One of Mayock’s first moves as GM was to institute a system in which coaches and scouts can input their reports on players on the same computer program.

“The best thing we have going for us right now is that the head coach and the general manager are truly on the same page as far as what we’re looking for from football players,” Mayock said.

“We are a completely open and transparent building right now, as far as the coaches and the scouts. And I don’t know what was going on before and I’m not going to comment about anything else. All I’m going to tell you is … the common denominator of dysfunctional football buildings are when the coaches and the scouts don’t have a true relationship that transpires both ways … we’re not breaking ground here. The information is flowing both ways, and that’s what’s got me more juiced than anything.”

Mayock, who said his “core job is to bring more football talent into the building,” admitted to being “overwhelmed” with non-football matters his first few weeks on the job.

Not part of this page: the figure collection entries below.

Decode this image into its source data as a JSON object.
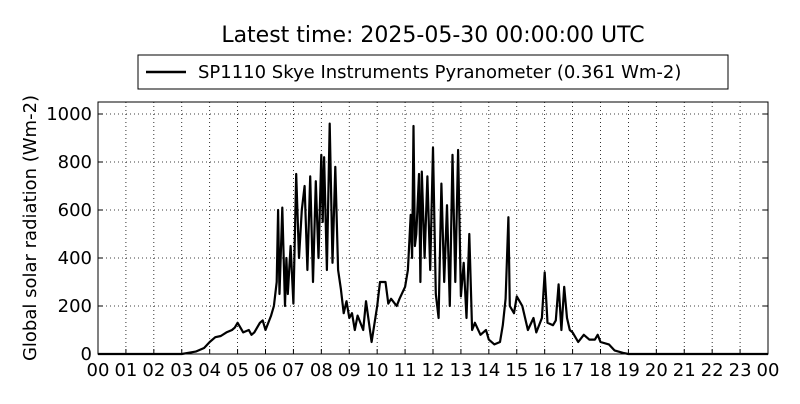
{
  "chart_data": {
    "type": "line",
    "title": "Latest time: 2025-05-30 00:00:00 UTC",
    "y_label": "Global solar radiation (Wm-2)",
    "legend_position": "upper center",
    "grid": true,
    "xlim": [
      0,
      24
    ],
    "ylim": [
      0,
      1050
    ],
    "xticks": [
      {
        "value": 0,
        "label": "00"
      },
      {
        "value": 1,
        "label": "01"
      },
      {
        "value": 2,
        "label": "02"
      },
      {
        "value": 3,
        "label": "03"
      },
      {
        "value": 4,
        "label": "04"
      },
      {
        "value": 5,
        "label": "05"
      },
      {
        "value": 6,
        "label": "06"
      },
      {
        "value": 7,
        "label": "07"
      },
      {
        "value": 8,
        "label": "08"
      },
      {
        "value": 9,
        "label": "09"
      },
      10,
      11,
      12,
      13,
      14,
      15,
      16,
      17,
      18,
      19,
      20,
      21,
      22,
      23,
      {
        "value": 24,
        "label": "00"
      }
    ],
    "yticks": [
      0,
      200,
      400,
      600,
      800,
      1000
    ],
    "x": [
      0,
      3,
      3.5,
      3.8,
      4,
      4.2,
      4.4,
      4.6,
      4.8,
      4.9,
      5,
      5.1,
      5.2,
      5.4,
      5.5,
      5.6,
      5.8,
      5.9,
      6,
      6.2,
      6.3,
      6.4,
      6.45,
      6.5,
      6.6,
      6.7,
      6.75,
      6.8,
      6.9,
      7,
      7.1,
      7.2,
      7.3,
      7.4,
      7.5,
      7.6,
      7.7,
      7.8,
      7.9,
      8,
      8.05,
      8.1,
      8.2,
      8.3,
      8.4,
      8.5,
      8.6,
      8.7,
      8.8,
      8.9,
      9,
      9.1,
      9.2,
      9.3,
      9.5,
      9.6,
      9.8,
      10,
      10.1,
      10.3,
      10.4,
      10.5,
      10.7,
      10.8,
      11,
      11.1,
      11.2,
      11.25,
      11.3,
      11.35,
      11.4,
      11.5,
      11.55,
      11.6,
      11.7,
      11.8,
      11.9,
      12,
      12.1,
      12.2,
      12.3,
      12.4,
      12.5,
      12.6,
      12.7,
      12.8,
      12.9,
      13,
      13.1,
      13.2,
      13.3,
      13.4,
      13.5,
      13.7,
      13.9,
      14,
      14.2,
      14.4,
      14.5,
      14.6,
      14.7,
      14.75,
      14.9,
      15,
      15.2,
      15.4,
      15.6,
      15.7,
      15.9,
      16,
      16.1,
      16.3,
      16.4,
      16.5,
      16.6,
      16.7,
      16.8,
      16.9,
      17,
      17.2,
      17.4,
      17.6,
      17.8,
      17.9,
      18,
      18.3,
      18.5,
      18.8,
      19,
      24
    ],
    "series": [
      {
        "name": "SP1110 Skye Instruments Pyranometer (0.361 Wm-2)",
        "color": "#000000",
        "values": [
          0,
          0,
          10,
          25,
          50,
          70,
          75,
          90,
          100,
          110,
          130,
          110,
          90,
          100,
          80,
          90,
          130,
          140,
          100,
          160,
          200,
          300,
          600,
          250,
          610,
          200,
          400,
          250,
          450,
          210,
          750,
          400,
          600,
          700,
          350,
          740,
          300,
          720,
          400,
          830,
          550,
          820,
          350,
          960,
          380,
          780,
          350,
          270,
          170,
          220,
          150,
          170,
          100,
          160,
          100,
          220,
          50,
          200,
          300,
          300,
          210,
          230,
          200,
          230,
          280,
          350,
          580,
          400,
          950,
          450,
          500,
          750,
          300,
          760,
          400,
          740,
          350,
          860,
          250,
          150,
          710,
          300,
          620,
          200,
          830,
          300,
          850,
          240,
          380,
          150,
          500,
          100,
          130,
          80,
          100,
          60,
          40,
          50,
          120,
          230,
          570,
          200,
          170,
          240,
          200,
          100,
          150,
          90,
          150,
          340,
          130,
          120,
          140,
          290,
          100,
          280,
          150,
          100,
          90,
          50,
          80,
          60,
          60,
          80,
          50,
          40,
          15,
          5,
          0,
          0
        ]
      }
    ]
  }
}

He said he would get in the office at 5:30 in the morning and look at his watch at 8 p.m. and realize, “I haven’t watched any tape yet.”

Things have changed of late with the combine on the horizon.

Mayock said he would not be against trading out of the No. 4. spot if the Raiders did not truly “like” the cluster of players available there.

“I care as much about the two seventh-round picks as I do the three first-round picks,” Mayock said.

“This is what I’ve learned from my guys around the league the last 18 years: If you don’t pay as much respect to that seventh-round kid and that free-agent kid as the first-round kid, you’ll never build a team.”

A team presumably filled with “road graders” and “natural benders” and “downhill thumpers” and “dancing bears,” all while wearing Silver and Black.